BACKGROUND & AIMS: The homeostasis of the cellular transcriptome depends on transcription and splicing mechanisms. Moreover, the fidelity of gene expression, essential to preserve cellular identity and function is secured by different quality control mechanisms including nonsense-mediated RNA decay (NMD). In this context, alternative splicing is coupled to NMD, and several alterations in these mechanisms leading to the accumulation of aberrant gene isoforms are known to be involved in human disease including cancer.

METHODS

RNA sequencing, western blotting, qPCR and co-immunoprecipitation were performed in multiple silenced culture cell lines (replicates n ≥4), primary hepatocytes and samples of animal models (Jo2, APAP, mice, n ≥3).

RESULTS

Here we show that in animal models of liver injury and in human HCC (TCGA, non-tumoral = 50 . HCC = 374), the process of NMD is inhibited. Moreover, we demonstrate that the splicing factor SLU7 interacts with and preserves the levels of the NMD effector UPF1, and that SLU7 is required for correct NMD. Our previous findings demonstrated that SLU7 expression is reduced in the diseased liver, contributing to hepatocellular dedifferentiation and genome instability during disease progression. Here we build on this by providing evidence that caspases activated during liver damage are responsible for the cleavage and degradation of SLU7.

CONCLUSIONS

Here we identify the downregulation of UPF1 and the inhibition of NMD as a new molecular pathway contributing to the malignant reshaping of the liver transcriptome. Moreover, and importantly, we uncover caspase activation as the mechanism responsible for the downregulation of SLU7 expression during liver disease progression, which is a new link between apoptosis and hepatocarcinogenesis.

IMPACT AND IMPLICATIONS

The mechanisms involved in reshaping the hepatocellular transcriptome and thereby driving the progressive loss of cell identity and function in liver disease are not completely understood.

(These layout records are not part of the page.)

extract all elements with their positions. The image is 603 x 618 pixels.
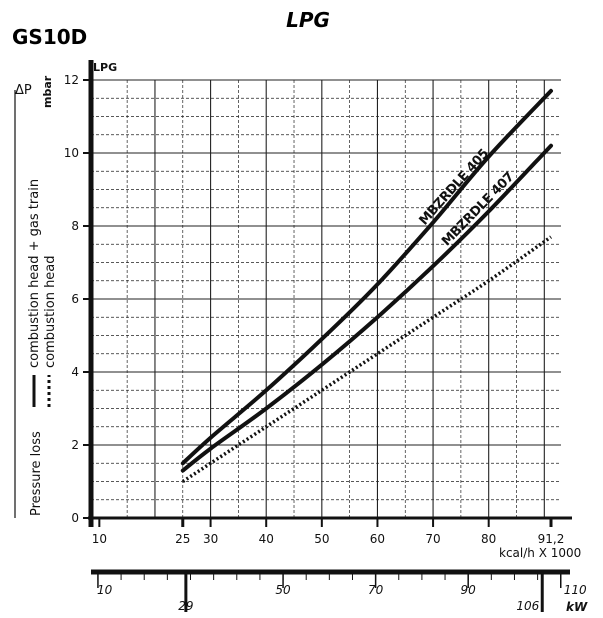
x-tick-label: 70 — [425, 532, 440, 546]
axes — [83, 60, 572, 612]
y-tick-label: 0 — [71, 511, 79, 525]
x-tick-label: 60 — [370, 532, 385, 546]
x-tick-label: 80 — [481, 532, 496, 546]
x2-tick-label: 110 — [564, 583, 587, 597]
y-axis-top-label: LPG — [93, 61, 117, 74]
x2-tick-label: 90 — [461, 583, 477, 597]
grid — [91, 79, 561, 519]
y-tick-label: 2 — [71, 438, 79, 452]
x2-tick-label: 70 — [368, 583, 384, 597]
x2-tick-label: 106 — [516, 599, 539, 613]
x2-axis-unit: kW — [566, 600, 588, 614]
legend-solid-label: combustion head + gas train — [27, 179, 42, 368]
x2-tick-label: 10 — [97, 583, 113, 597]
series-line-1 — [180, 88, 553, 466]
y-tick-label: 8 — [71, 219, 79, 233]
x-tick-label: 50 — [314, 532, 329, 546]
tick-labels: 0 2 4 6 8 10 12 10 25 30 40 50 60 70 80 91,2 10 29 50 70 90 1… — [64, 73, 587, 613]
series-line-2 — [180, 143, 553, 473]
x-tick-label: 91,2 — [538, 532, 565, 546]
side-label-title: Pressure loss — [29, 431, 44, 516]
side-legend: Pressure loss combustion head + gas trai… — [14, 90, 58, 518]
y-tick-label: 10 — [64, 146, 79, 160]
y-tick-label: 6 — [71, 292, 79, 306]
x2-tick-label: 50 — [275, 583, 291, 597]
y-axis-symbol: ΔP — [15, 83, 32, 98]
x-tick-label: 30 — [203, 532, 218, 546]
x-tick-label: 10 — [92, 532, 107, 546]
x-tick-label: 25 — [175, 532, 190, 546]
x-axis-label: kcal/h X 1000 — [499, 546, 581, 560]
chart-title: LPG — [286, 8, 330, 32]
series-line-combustion-head — [181, 235, 553, 483]
y-tick-label: 4 — [71, 365, 79, 379]
legend-dotted-label: combustion head — [43, 255, 58, 368]
y-tick-label: 12 — [64, 73, 79, 87]
model-label: GS10D — [12, 25, 87, 49]
y-axis-unit: mbar — [41, 75, 54, 108]
x2-tick-label: 29 — [178, 599, 193, 613]
x-tick-label: 40 — [259, 532, 274, 546]
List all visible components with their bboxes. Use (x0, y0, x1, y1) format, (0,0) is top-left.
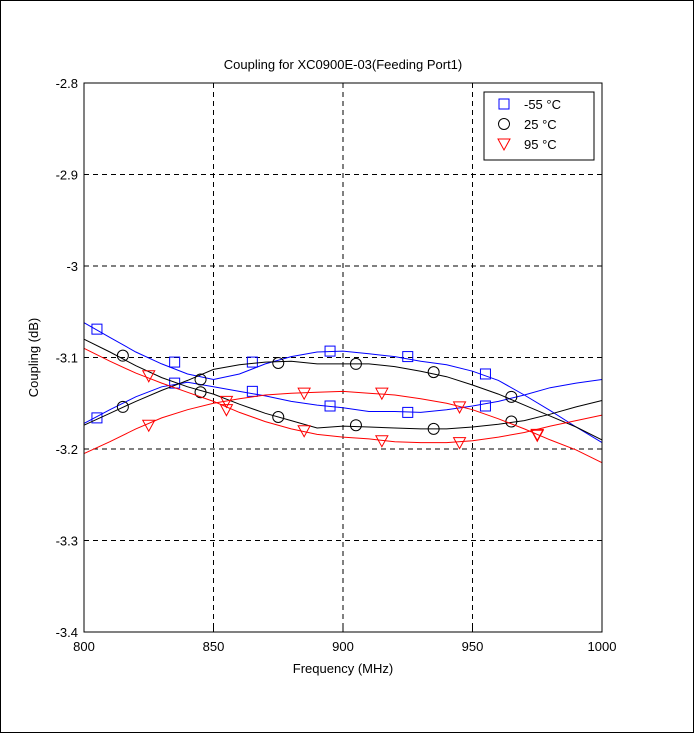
data-point-marker (505, 390, 518, 403)
data-point-marker (297, 425, 311, 438)
legend-label: 25 °C (524, 117, 557, 132)
data-point-marker (91, 323, 103, 335)
data-point-marker (427, 366, 440, 379)
data-point-marker (246, 385, 258, 397)
legend-items: -55 °C 25 °C 95 °C (497, 97, 561, 152)
data-point-marker (219, 404, 234, 417)
data-point-marker (479, 368, 491, 380)
y-tick-label: -3 (66, 259, 78, 274)
legend-marker (498, 118, 510, 130)
x-tick-label: 950 (462, 639, 484, 654)
data-point-marker (402, 406, 414, 418)
series-line (83, 360, 603, 441)
legend-item: 25 °C (498, 117, 557, 132)
series-group (83, 347, 603, 464)
data-point-marker (349, 357, 362, 370)
data-point-marker (194, 386, 207, 399)
data-point-marker (530, 428, 545, 442)
y-axis-label: Coupling (dB) (26, 318, 41, 398)
data-point-marker (272, 410, 285, 423)
data-point-marker (324, 400, 336, 412)
series-layer (83, 322, 603, 464)
legend-label: -55 °C (524, 97, 561, 112)
x-tick-label: 850 (203, 639, 225, 654)
legend-box (483, 91, 595, 161)
data-point-marker (452, 401, 467, 414)
chart-title: Coupling for XC0900E-03(Feeding Port1) (224, 57, 462, 72)
data-point-marker (427, 422, 440, 435)
data-point-marker (246, 356, 258, 368)
legend-label: 95 °C (524, 137, 557, 152)
legend-item: 95 °C (497, 137, 557, 152)
data-point-marker (402, 351, 414, 363)
data-point-marker (375, 387, 389, 401)
axis-ticks: 800 850 900 950 1000 -3.4 -3.3 -3.2 -3.1 -3 -2.9 -2… (56, 76, 617, 654)
legend: -55 °C 25 °C 95 °C (483, 91, 595, 161)
x-tick-label: 800 (73, 639, 95, 654)
legend-marker (497, 138, 511, 152)
data-point-marker (375, 435, 389, 448)
data-point-marker (272, 356, 285, 369)
data-point-marker (194, 373, 207, 386)
y-tick-label: -2.9 (56, 168, 78, 183)
y-tick-label: -3.4 (56, 625, 78, 640)
legend-marker (498, 98, 510, 110)
data-point-marker (141, 419, 156, 433)
data-point-marker (349, 419, 362, 432)
x-tick-label: 1000 (588, 639, 617, 654)
x-axis-label: Frequency (MHz) (293, 661, 393, 676)
data-point-marker (297, 387, 311, 401)
y-tick-label: -2.8 (56, 76, 78, 91)
series-line (83, 379, 603, 424)
y-tick-label: -3.3 (56, 534, 78, 549)
data-point-marker (141, 370, 156, 383)
legend-item: -55 °C (498, 97, 561, 112)
y-tick-label: -3.1 (56, 351, 78, 366)
data-point-marker (116, 400, 129, 413)
series-group (83, 322, 603, 444)
data-point-marker (452, 437, 467, 450)
data-point-marker (324, 345, 336, 357)
data-point-marker (116, 349, 129, 362)
data-point-marker (479, 400, 491, 412)
data-point-marker (169, 356, 181, 368)
data-point-marker (219, 395, 234, 409)
series-line (83, 347, 603, 444)
x-tick-label: 900 (332, 639, 354, 654)
series-line (83, 390, 603, 464)
series-line (83, 338, 603, 430)
data-point-marker (91, 412, 103, 424)
grid (84, 83, 602, 632)
series-group (83, 338, 603, 441)
y-tick-label: -3.2 (56, 442, 78, 457)
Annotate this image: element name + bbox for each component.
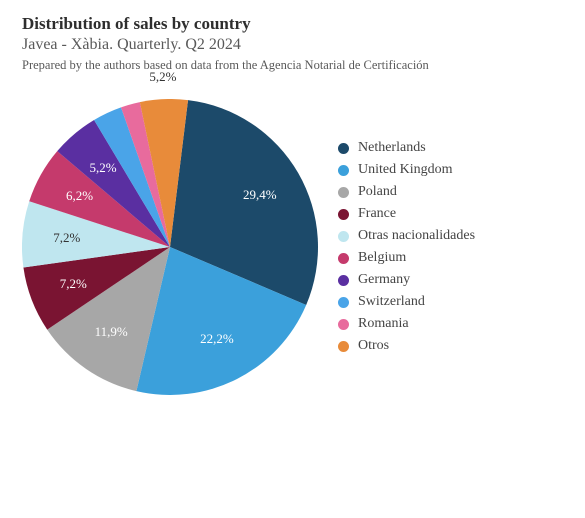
legend-label: Germany	[358, 272, 410, 288]
legend-item: Otros	[338, 338, 475, 354]
legend-label: Otros	[358, 338, 389, 354]
legend-label: Belgium	[358, 250, 406, 266]
legend-swatch	[338, 231, 349, 242]
legend-item: Netherlands	[338, 140, 475, 156]
legend-swatch	[338, 209, 349, 220]
legend-item: France	[338, 206, 475, 222]
chart-title: Distribution of sales by country	[22, 14, 569, 34]
chart-subtitle: Javea - Xàbia. Quarterly. Q2 2024	[22, 36, 569, 54]
legend-swatch	[338, 165, 349, 176]
legend-swatch	[338, 275, 349, 286]
legend-swatch	[338, 341, 349, 352]
legend-item: Belgium	[338, 250, 475, 266]
pie-svg	[22, 99, 318, 395]
legend-swatch	[338, 297, 349, 308]
legend-item: Otras nacionalidades	[338, 228, 475, 244]
legend-label: United Kingdom	[358, 162, 453, 178]
legend-label: Poland	[358, 184, 397, 200]
legend-label: France	[358, 206, 396, 222]
legend-item: Germany	[338, 272, 475, 288]
legend-label: Netherlands	[358, 140, 426, 156]
legend-swatch	[338, 143, 349, 154]
legend-swatch	[338, 319, 349, 330]
legend-swatch	[338, 187, 349, 198]
legend: Netherlands United Kingdom Poland France Otr…	[338, 137, 475, 357]
legend-item: Romania	[338, 316, 475, 332]
legend-item: Switzerland	[338, 294, 475, 310]
chart-caption: Prepared by the authors based on data fr…	[22, 58, 569, 73]
chart-page: { "header": { "title": "Distribution of …	[0, 0, 585, 518]
legend-label: Switzerland	[358, 294, 425, 310]
legend-label: Romania	[358, 316, 409, 332]
chart-area: 29,4%22,2%11,9%7,2%7,2%6,2%5,2%5,2% Neth…	[22, 99, 569, 395]
legend-item: United Kingdom	[338, 162, 475, 178]
legend-swatch	[338, 253, 349, 264]
legend-item: Poland	[338, 184, 475, 200]
legend-label: Otras nacionalidades	[358, 228, 475, 244]
pie-chart: 29,4%22,2%11,9%7,2%7,2%6,2%5,2%5,2%	[22, 99, 318, 395]
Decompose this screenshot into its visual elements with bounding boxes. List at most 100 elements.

In this context, we provide evidence on the impairment of a key mRNA surveillance mechanism known as nonsense-mediated mRNA decay (NMD). Mechanistically, we uncover a novel role for the splicing factor SLU7 in the regulation of NMD, including its ability to interact and preserve the levels of the key NMD factor UPF1. Moreover, we demonstrate that the activation of caspases during liver damage mediates SLU7 and UPF1 protein degradation and NMD inhibition. Our findings identify potential new markers of liver disease progression, and SLU7 as a novel therapeutic target to prevent the functional decay of the chronically injured organ.